The ECG is particularly effective in detecting abnormal heart rhythms known as arrhythmias. An arrhythmia occurs when the heart beats too fast, too slow or irregularly. The common types of arrhythmias are tachycardia, bradycardia and premature heartbeat. Symptoms of arrhythmias may include chest pain, shortness of breath, anxiety, sweating, dizziness, or fatigue.

However, more recently, the advancements in data-based technologies such as machine learning and deep learning have enabled ECG signals to be analysed more efficiently and effectively. These technologies have allowed continuous ECG monitoring to become not only more accessible and accurate but also permitted individuals to track the health of their heart in real-time and at the same time seek medical attention promptly when irregular heartbeats are detected.

The quality of ECG signals is also often affected by various noises and artefacts originating from sources within and outside of patients’ bodies. For example, motion artefacts caused by patient movement may produce fluctuations with larger amplitude than normal ECG signals. Electrode contact artefacts can degrade signal quality due to poor skin preparation, dried electrode gel or defective ECG cables. Sudden body movements can also trigger the low-frequency noise known as baseline wander. Poor ECG signal quality increases the risk of misdiagnoses. If the ECG signals are too noisy, some significant abnormalities may go undetected, which can jeopardise the patient’s safety. Figure 2 shows the contaminated ECG signal obtained from the MIT-BIH Arrhythmia Database and visualised using the MATLAB software.

Since accurate ECG readings are essential for proper diagnosis of heart diseases and effective patient monitoring, appropriate filtering during the signal pre-processing is required to remove noises and artefacts as well as to retrieve clean and reliable ECG signals. According to the literature, the commonly used filters in ECG analysis include the low-pass, the high-pass, the band-pass, the notch, the all-pass, and the state variable filters. The other more frequently adopted filters comprise the Butterworth, Chebyshev, Bessel, and Elliptic filters. In addition, various window functions such as Hamming, Kaiser, Hann, and Blackman windows are also applied during the signal processing.
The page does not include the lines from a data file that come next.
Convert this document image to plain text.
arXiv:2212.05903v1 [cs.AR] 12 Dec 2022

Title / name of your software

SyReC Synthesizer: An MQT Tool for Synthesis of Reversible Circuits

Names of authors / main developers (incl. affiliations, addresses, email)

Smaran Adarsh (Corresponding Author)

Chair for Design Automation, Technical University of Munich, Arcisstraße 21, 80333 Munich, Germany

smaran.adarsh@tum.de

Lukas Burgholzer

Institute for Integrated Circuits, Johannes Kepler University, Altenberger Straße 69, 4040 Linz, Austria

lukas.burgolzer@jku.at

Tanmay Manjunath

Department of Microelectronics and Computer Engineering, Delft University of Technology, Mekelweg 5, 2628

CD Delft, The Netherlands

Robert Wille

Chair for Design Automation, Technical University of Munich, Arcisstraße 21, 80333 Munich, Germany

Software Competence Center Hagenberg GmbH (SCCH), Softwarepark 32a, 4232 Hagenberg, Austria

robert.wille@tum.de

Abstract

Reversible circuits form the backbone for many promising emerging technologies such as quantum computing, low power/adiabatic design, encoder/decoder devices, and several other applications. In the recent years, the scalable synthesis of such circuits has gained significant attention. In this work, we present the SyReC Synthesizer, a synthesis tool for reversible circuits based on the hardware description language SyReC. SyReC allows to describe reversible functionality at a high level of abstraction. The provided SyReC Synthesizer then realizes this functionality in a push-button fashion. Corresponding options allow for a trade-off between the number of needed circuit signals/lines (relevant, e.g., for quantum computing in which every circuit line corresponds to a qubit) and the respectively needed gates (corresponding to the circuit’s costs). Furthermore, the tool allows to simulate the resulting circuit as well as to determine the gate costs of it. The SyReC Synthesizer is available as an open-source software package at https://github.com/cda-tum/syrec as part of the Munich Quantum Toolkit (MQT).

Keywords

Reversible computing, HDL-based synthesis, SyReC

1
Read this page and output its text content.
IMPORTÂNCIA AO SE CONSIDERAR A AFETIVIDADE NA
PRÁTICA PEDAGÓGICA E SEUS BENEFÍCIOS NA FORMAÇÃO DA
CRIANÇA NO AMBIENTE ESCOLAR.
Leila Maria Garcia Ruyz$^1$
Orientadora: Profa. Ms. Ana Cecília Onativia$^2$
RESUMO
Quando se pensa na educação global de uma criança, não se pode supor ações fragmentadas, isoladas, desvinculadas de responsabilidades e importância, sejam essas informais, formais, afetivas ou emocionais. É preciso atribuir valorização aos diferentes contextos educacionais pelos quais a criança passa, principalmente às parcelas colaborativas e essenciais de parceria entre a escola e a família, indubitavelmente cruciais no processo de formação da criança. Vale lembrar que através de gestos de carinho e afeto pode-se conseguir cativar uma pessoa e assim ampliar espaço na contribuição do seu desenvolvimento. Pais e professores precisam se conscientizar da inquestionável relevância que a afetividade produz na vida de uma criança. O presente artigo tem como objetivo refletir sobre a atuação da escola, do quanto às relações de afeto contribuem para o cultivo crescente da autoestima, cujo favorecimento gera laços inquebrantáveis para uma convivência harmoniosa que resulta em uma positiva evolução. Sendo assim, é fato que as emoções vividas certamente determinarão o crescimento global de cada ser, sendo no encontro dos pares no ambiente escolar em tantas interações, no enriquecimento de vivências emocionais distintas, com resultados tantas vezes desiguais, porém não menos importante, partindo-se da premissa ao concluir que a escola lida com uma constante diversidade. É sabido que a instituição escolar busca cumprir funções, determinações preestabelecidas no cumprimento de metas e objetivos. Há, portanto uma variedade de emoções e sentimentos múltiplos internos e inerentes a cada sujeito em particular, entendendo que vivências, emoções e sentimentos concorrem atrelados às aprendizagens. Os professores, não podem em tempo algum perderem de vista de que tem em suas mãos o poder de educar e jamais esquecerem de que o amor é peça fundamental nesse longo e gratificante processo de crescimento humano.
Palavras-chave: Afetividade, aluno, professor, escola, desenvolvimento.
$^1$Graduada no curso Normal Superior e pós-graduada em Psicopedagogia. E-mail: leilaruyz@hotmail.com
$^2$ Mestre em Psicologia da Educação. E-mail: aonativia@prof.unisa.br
The proper selection and design of filters is essential to make sure that the filters do not remove noise at the expense of distorting the original ECG signals. Given this, it is essential to achieve an adequate balance between noise reduction and signal preservation to ensure accurate ECG analysis and interpretation. Figure 3 presents the application of a band-pass Butterworth filter to the contaminated ECG signals shown in Figure 2. The filtered output demonstrates suppression of both low and high-frequency noise, resulting in a cleaner ECG waveform. This band-pass Butterworth filter was designed and evaluated using MATLAB.

Apart from the filter designs, good clinical practices can also ensure high-quality ECG signals. For instance, by proper preparation of cleaning and drying the patient’s skin before placing the electrodes, impedance can be minimised. The electrode placement must be secured to avoid interference, and patient movement needs to be minimised during the ECG recording. Regular equipment maintenance is required to prevent equipment-related issues. Medical staff must also be well-trained to record ECG readings and recognise artefacts to avoid misinterpretation in the ECG tests.

In short, a healthy heart needs continuous care by adopting a healthy lifestyle and avoiding the risk factors associated with cardiovascular diseases. Early detection by using the ECG can further prevent CVDs. The combination of technologies such as machine learning and deep learning, as well as clinical practices, can help to lessen the burden of cardiovascular diseases as well as support healthier lives.